Erlesener Quatsch mit Uwe Becker und Benjamin Weissinger

Satire-Lesung am Freitagabend im Kontakthof.

Erlesener Quatsch mit Uwe Becker und Benjamin Weissinger
Foto: Stefan Fries

Der Titel war Programm, schreibt man ja gerne. Doch so leicht machen sie es einem nicht, die Herren Satiriker: „Melodicas sind die Klarinetten der Gefühle“ hatten Uwe Becker und Benjamin Weissinger ihren Abend im Kontakthof musikalisch genannt, und wenn das eines nicht war, dann Programm. Machte aber gar nichts - selbst wenn es am Ende nicht doch noch ein Liedchen gegeben hätte.

Becker, Chef des „Italien“-Magazins und WZ-Kolumnist, hat viele Fans in der Stadt, die ihn zu Anlässen wie diesem auch einmal hören dürfen. Weissinger entdeckte er vor vier Jahren im Internet, wo der eine treue Fangemeinde hat. Beide schreiben erlesenen Quatsch - aber ziemlich unterschiedlichen, wie am Freitagabend leicht zu hören war: „Am ersten April ging ich mit meinem Hund spazieren. Ich habe zwar keinen Hund, aber es liest sich einfach schöner.“ So begann ein Becker-Text mit mehr oder weniger realistischem Inhalt.

Dagegen ein Weissinger-Einstieg: „Für ein Jahr war ich ein Porree. Anfangs war es eine große Umstellung, aber dann ging’s.“ Bowlen mit Melonen, ein Glas Bratensoße im Lokal oder ein Seifenspender, der die Hände mit Kaffee verbrüht: Alles bei ihm nicht weiter erstaunlich. „Zum versalzenen Essen“ hieß in einem Text ein Lokal, eigentlich ein Ehedramolett nicht ohne Tragik; ähnlich die Frau, die Maracuja heißt und irgendwie ja doch will, dass ihr Schwarm sie darauf anspricht. Weissingers Mikroprosa spielt zwar durchaus in der Alltagswelt, biegt aber verlässlich schräg ab ins Surreale. Das kann dann ein Schlaglicht auf reale Zumutungen werfen - wie aus dem Sportunterricht: Als sich da ein Schüler verletzt, holt der Lehrer einen gusseisernen Erste-Hilfe-Kasten aus dem ja immer absurd schweren Medizinball.
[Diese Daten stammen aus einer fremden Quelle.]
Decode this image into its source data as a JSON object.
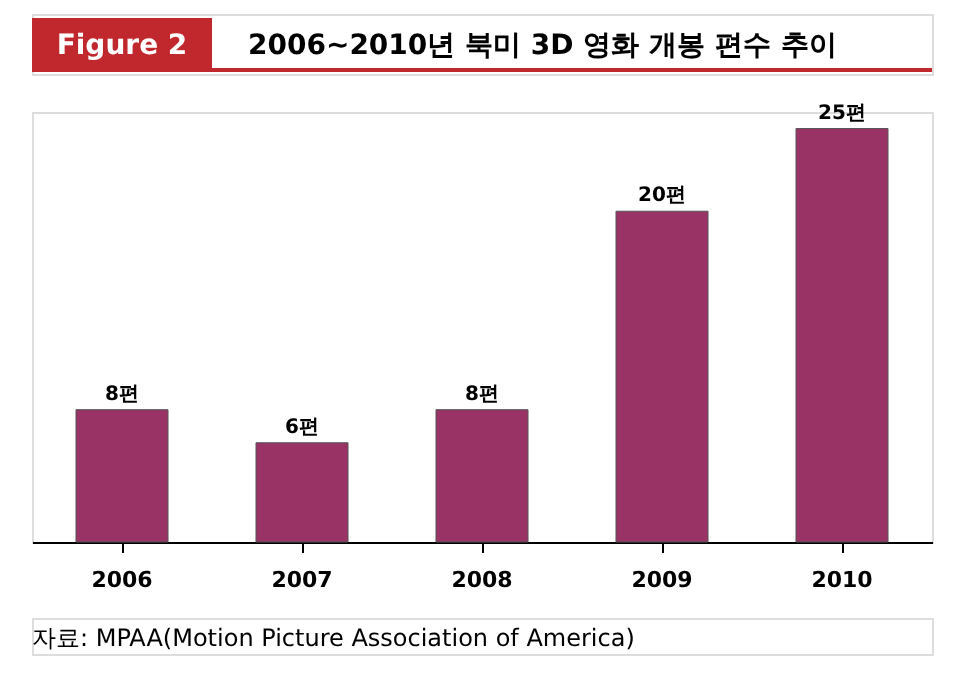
{
  "chart_data": {
    "type": "bar",
    "title": "2006~2010년 북미 3D 영화 개봉 편수 추이",
    "categories": [
      "2006",
      "2007",
      "2008",
      "2009",
      "2010"
    ],
    "series": [
      {
        "color": "#993366",
        "values": [
          8,
          6,
          8,
          20,
          25
        ],
        "value_labels": [
          "8편",
          "6편",
          "8편",
          "20편",
          "25편"
        ]
      }
    ],
    "annotations": [
      "Figure 2",
      "자료: MPAA(Motion Picture Association of America)"
    ],
    "grid": false
  }
}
Wogegen Uwe Beckers Späße vergleichsweise normal blieben - wenn man es normal findet, dass jemand eine Hommage an die Abfallkalender der Stadtwerke schreibt: „Die Ignoranz gegen den Abfallkalender scheint weit verbreitet. Meiner hängt in der Küche, so kann ich ihn morgens beim Frühstück betrachten und mich an ihm erfreuen.“ Dieses Outing erschien einst in Beckers WZ-Kolumne - wie heute zu hören, mit erfreulichem Nachspiel: Eine Leserin habe sich gemeldet, dankbar nicht etwa weil auch sie den Kalender so schätze, sondern mit der Erklärung: „Ich mache die.“

Auf Facebook beglückt Weissinger auch gern mit fingierter Naivität und erinnert dann an Internettrends wie „Nachdenkliche Sprüche“ und die „vong…her“-Sprache. Heute tat das eigentlich nur der Titel: Was sind eigentlich Melodicas, und was genau tun sie nun mit den Klarinetten? Irgendwas mit Herz bestimmt ... Programm war der auch deshalb nicht, aber so ist es halt: Satire darf nicht nur alles - sie muss auch nichts.

Ist Uwe Becker eigentlich schon in dem Alter, in dem man üblicherweise „Altmeister“ ist? Ein Näschen für junge Talente muss er jedenfalls haben, denn wer den Gast bislang nicht kannte, ging heute um eine komische Entdeckung reicher nach Hause.